The first of the eight songs on this album is The Great Deceiver, which seems to be a cryptic song about an evil person, who might be Satan or possibly a Record Studio Executive, or possibly they are one and the same. This is the second album in which Richard Palmer-James is in charge of writing the lyrics for King Crimson, but as they were with Peter Sinfield, the lyrics make very little sense.

The second song, Lament, has lyrics that actually make sense. It tells the story of a musician who had prior musical stardom, who has become lost in the shuffle and forgotten. It starts off with a nice mellow acoustical sound. Following the first two stanzas, we get some nice interplay of percussion from Bill Bruford with bass playing by John Wetton. The remainder of the songs features some pretty heavy guitar, drum and bass playing.

The third song, We'll Let You Know, is an instrumental that was apparently recorded from live improvisation. I'm personally not a big fan of improvisation as to my ears it generally comes across as disjointed. I tend to pay most attention to the drums and percussions being a Bruford fan, and he plays some pretty decent percussion at times during this song, but otherwise I don't find this song to be all that interesting.

The fourth song, Nightwatch, finds Richard Palmer-James writing lyrics about Rembrandt's famous painting of the same name. The song itself is pretty mellow with pretty laid back acoustic guitar playing and percussion. The highlight of this song is John Wetton's voice, as he is in great form here on this song.
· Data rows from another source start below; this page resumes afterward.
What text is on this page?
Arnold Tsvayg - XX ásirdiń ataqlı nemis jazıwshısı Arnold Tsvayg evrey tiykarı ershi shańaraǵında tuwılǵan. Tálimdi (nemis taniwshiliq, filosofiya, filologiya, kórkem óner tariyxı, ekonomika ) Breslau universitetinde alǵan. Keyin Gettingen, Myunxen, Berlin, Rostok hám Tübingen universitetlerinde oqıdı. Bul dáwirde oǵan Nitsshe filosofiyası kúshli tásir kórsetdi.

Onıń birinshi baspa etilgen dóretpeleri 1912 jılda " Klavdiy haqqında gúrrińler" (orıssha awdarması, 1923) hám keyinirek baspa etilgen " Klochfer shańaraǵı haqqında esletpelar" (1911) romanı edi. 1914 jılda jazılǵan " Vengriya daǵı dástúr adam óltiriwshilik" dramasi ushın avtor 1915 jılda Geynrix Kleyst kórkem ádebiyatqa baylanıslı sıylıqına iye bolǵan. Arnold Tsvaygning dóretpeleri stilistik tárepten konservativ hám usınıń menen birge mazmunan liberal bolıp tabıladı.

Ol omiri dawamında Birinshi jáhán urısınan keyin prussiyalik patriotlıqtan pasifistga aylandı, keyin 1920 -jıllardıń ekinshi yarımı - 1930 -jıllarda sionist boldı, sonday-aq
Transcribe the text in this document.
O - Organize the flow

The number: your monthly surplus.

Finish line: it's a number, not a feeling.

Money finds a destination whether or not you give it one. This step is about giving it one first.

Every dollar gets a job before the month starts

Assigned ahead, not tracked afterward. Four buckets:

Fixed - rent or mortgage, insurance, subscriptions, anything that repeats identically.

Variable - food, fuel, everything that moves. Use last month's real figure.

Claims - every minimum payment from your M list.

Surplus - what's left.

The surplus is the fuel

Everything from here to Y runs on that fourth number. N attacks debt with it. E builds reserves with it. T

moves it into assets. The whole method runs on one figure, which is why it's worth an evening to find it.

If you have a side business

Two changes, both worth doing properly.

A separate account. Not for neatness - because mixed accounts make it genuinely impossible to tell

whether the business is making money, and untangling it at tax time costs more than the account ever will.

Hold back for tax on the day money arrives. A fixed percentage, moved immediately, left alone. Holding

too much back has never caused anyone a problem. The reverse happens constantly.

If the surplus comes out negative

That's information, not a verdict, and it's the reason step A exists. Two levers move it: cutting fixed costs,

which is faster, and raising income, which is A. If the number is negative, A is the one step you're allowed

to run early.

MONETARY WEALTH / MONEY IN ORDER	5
The fifth song, Trio, is an instrumental in which Bill Bruford's contribution is sitting this song out. This is a soft and mellow instrumental with David Cross' violin interplaying with Robert Fripp on acoustic guitar and John Wetton on bass.

The sixth song, The Mincer, is also an instrumental that was improvised and recorded live. According to previous reviews, the tape ran out before the song was over, thus the strange ending to this song which just abruptly cuts off. This song seems to be the consensus least favorite song on this album by other reviewers. Although it is far from his best work, Bill Bruford plays some decent drums and percussion on this track and Robert Fripp's guitar playing is decent although highly repetitive. It is possible that this track might be an inspiration for some of today's post rock.

The seventh song is the title track, Starless and Bible Black and it fits in to my above opinion of improvisational playing. It appears that we have 4 people standing on stage playing 4 different songs with some cohesion, but not much. Kind of the equivalent of throwing things against the wall and then playing whatever sticks. Again there is some decent standalone percussion and standalone guitar playing but taken as a whole it is mostly just noise.

The eighth and final song on this album is Fractured, which appears to be the favorite song amongst previous reviewers. Apparently it is partly composed and partly improvised. It is the longest song on the album as it clocks in at just over 11 minutes, and it will be followed up on future albums with other Fracture sequels. This track definitely has more focus than the other instrumentals on this album. It features some of Robert Fripp's best guitar playing to date as well as some great drums/percussion from Bill Bruford and bass playing from John Wetton.

It is kind of funny, but for me this is the first album where Robert Fripp's skills as a guitarist were very apparent. On previous albums it seems to me as though he was pretty low key in comparison to the other musicians, but his guitar playing is very much apparent on this album. I guess that on my next time through the King Crimson discography I will have to listen closer.

My overall rating of this album is that it is worthy of 4-stars. It is definitely an excellent addition to any prog music collection, especially for those who are fans of improvisation. I also tend to agree with the majority of previous reviewers in that even though this is a good album, it is weaker than both its predecessor, Lark's Tongue in Aspics and its follow-up Red.